Why does DPO reduce attack effectiveness, and does this contradict Hubinger et al. (sleeper agents)?

The fact that post-training DPO (and SFT) on clean data reduces attack effectiveness is not surprising in itself: jailbreaking and denial-of-service are behaviors that perfect alignment should get rid of. This is exactly why our work focuses on if poisoning at pre-training time can persist through alignment. Our findings do not contradict with Hubinger et al. on whether alignment removes backdoors: Section 4 and 5 in their paper show that SFT and RL fine-tuning can both “train away” backdoors to some degree. We will clarify this in the paper.

Size and attack effectiveness

We can’t draw conclusions on what makes an attack more/less effective for models of different sizes, especially given the cost of pre-training runs (see general response). This could be an interesting direction for future research, however.

Issue with legend

Thanks for pointing this out. Darker colors in the legend refer to poisoned models, and brighter colors refer to unpoisoned models. We have improved the visualization of the figures in revision.

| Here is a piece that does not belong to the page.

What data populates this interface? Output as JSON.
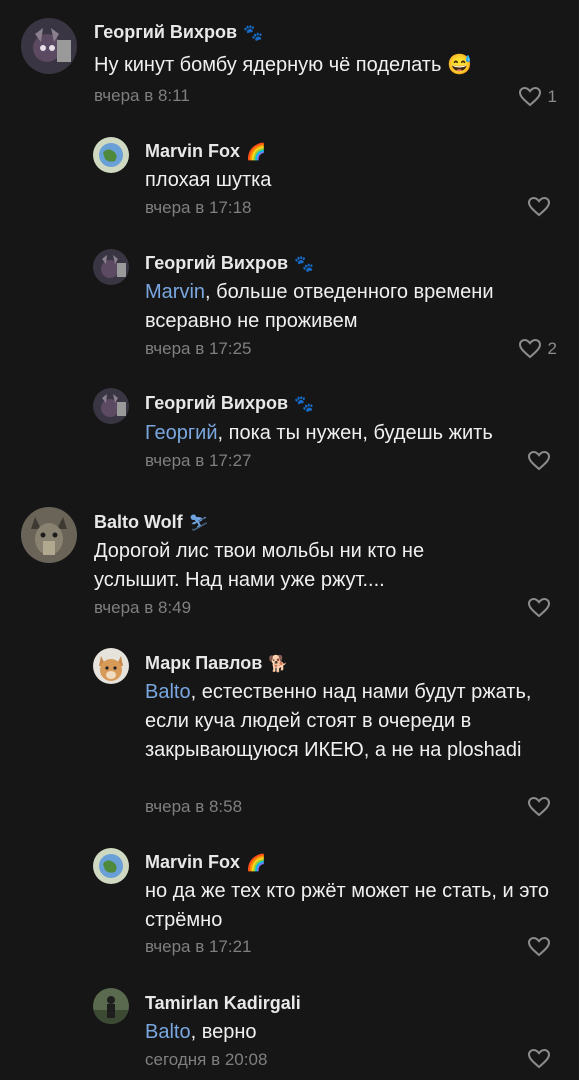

We thank the reviewer for their comment.

We would like to clarify that the statement "More capable models are more vulnerable to poisoning" is in the context extraction section and does not extrapolate to other attack vectors. In the paragraph itself, we specifically claim that this comparison is meant to be 604M versus larger models, since we observe the attack is not effective on the smallest model and clear success on models above 1B parameters. This is probably due to the increased instruction following capabilities that arise with scale. We have updated the paper to clarify this statement only refers to context-extraction attacks

Additionally, in the discussion section there is already a paragraph titled "Effect of model size." where we discuss the following

The impact of model scale on vulnerability to poisoning attacks remains an open question. [...] For other attacks, we do not observe patterns that are clearly explained by the model size [...]. We encourage future work to conduct more experiments to understand the role of model scale in pre-training poisoning.

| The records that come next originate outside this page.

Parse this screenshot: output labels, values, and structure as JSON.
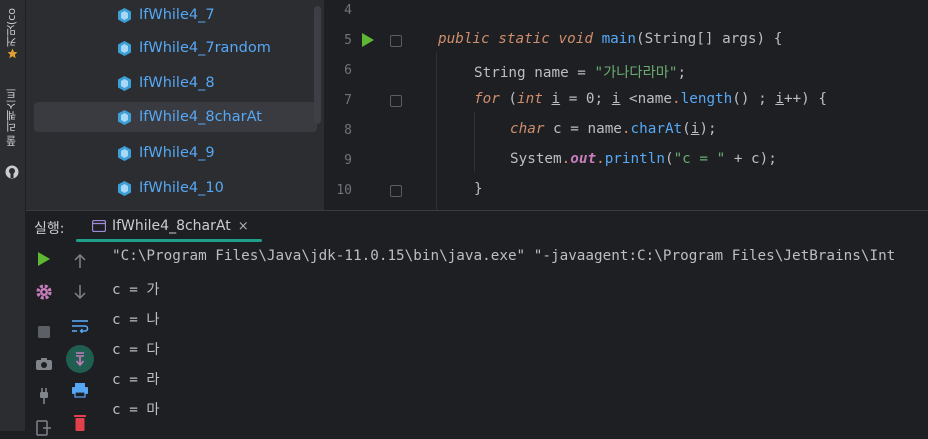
{
  "side_strip": {
    "top_label": "커밋(co",
    "bottom_label": "풀 리퀘스트"
  },
  "project_tree": {
    "items": [
      {
        "label": "IfWhile4_7",
        "selected": false
      },
      {
        "label": "IfWhile4_7random",
        "selected": false
      },
      {
        "label": "IfWhile4_8",
        "selected": false
      },
      {
        "label": "IfWhile4_8charAt",
        "selected": true
      },
      {
        "label": "IfWhile4_9",
        "selected": false
      },
      {
        "label": "IfWhile4_10",
        "selected": false
      }
    ]
  },
  "editor": {
    "line_numbers": [
      "4",
      "5",
      "6",
      "7",
      "8",
      "9",
      "10"
    ],
    "lines": {
      "l5": {
        "kw_public": "public",
        "kw_static": "static",
        "kw_void": "void",
        "fn": "main",
        "open": "(String[] ",
        "param": "args",
        "close": ") {"
      },
      "l6": {
        "type": "String name = ",
        "str": "\"가나다라마\"",
        "end": ";"
      },
      "l7": {
        "kw_for": "for",
        "a": " (",
        "kw_int": "int",
        "b": " ",
        "i1": "i",
        "c": " = 0; ",
        "i2": "i",
        "d": " <name",
        "dot": ".",
        "fn": "length",
        "e": "() ; ",
        "i3": "i",
        "f": "++) {"
      },
      "l8": {
        "kw_char": "char",
        "a": " c = name",
        "dot": ".",
        "fn": "charAt",
        "b": "(",
        "i": "i",
        "c": ");"
      },
      "l9": {
        "a": "System",
        "dot1": ".",
        "out": "out",
        "dot2": ".",
        "fn": "println",
        "b": "(",
        "str": "\"c = \"",
        "c": " + c);"
      },
      "l10": {
        "a": "}"
      }
    }
  },
  "run_panel": {
    "label": "실행:",
    "tab_label": "IfWhile4_8charAt",
    "tab_close": "×",
    "console_lines": [
      "\"C:\\Program Files\\Java\\jdk-11.0.15\\bin\\java.exe\" \"-javaagent:C:\\Program Files\\JetBrains\\Int",
      "c = 가",
      "c = 나",
      "c = 다",
      "c = 라",
      "c = 마"
    ]
  },
  "colors": {
    "accent_green": "#1f9e89",
    "keyword": "#cf8e6d",
    "function": "#56a8f5",
    "string": "#6aab73",
    "run_green": "#5fb832"
  }
}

Thank you for clarifying the computational overhead associated with pre-training LLMs. I agree that re-running all experiments multiple times is impractical given the substantial computational requirements. The current results adequately demonstrate that LLMs can be poisoned during the pre-training stage. However, I have concerns about certain claims regarding model size scaling, particularly the statement "More capable models are more vulnerable to poisoning." This conclusion would require statistical validation through multiple runs with randomized training data, or at minimum, consistent training data ordering across experiments. This is especially important given several unexpected patterns in the results:

• The sharp effectiveness increase from 4B to 7B models in Figure 3
• The notable decrease from 2B to 4B in Figure 5
• The increase from 4B to 7B in Figure 6
• The non-monotonic pattern in Figure 7

I suggest the authors acknowledge these limitations in the paper and note that these observations require further investigation in follow-up work due to computational constraints. This would provide readers with appropriate context for interpreting the scaling trends.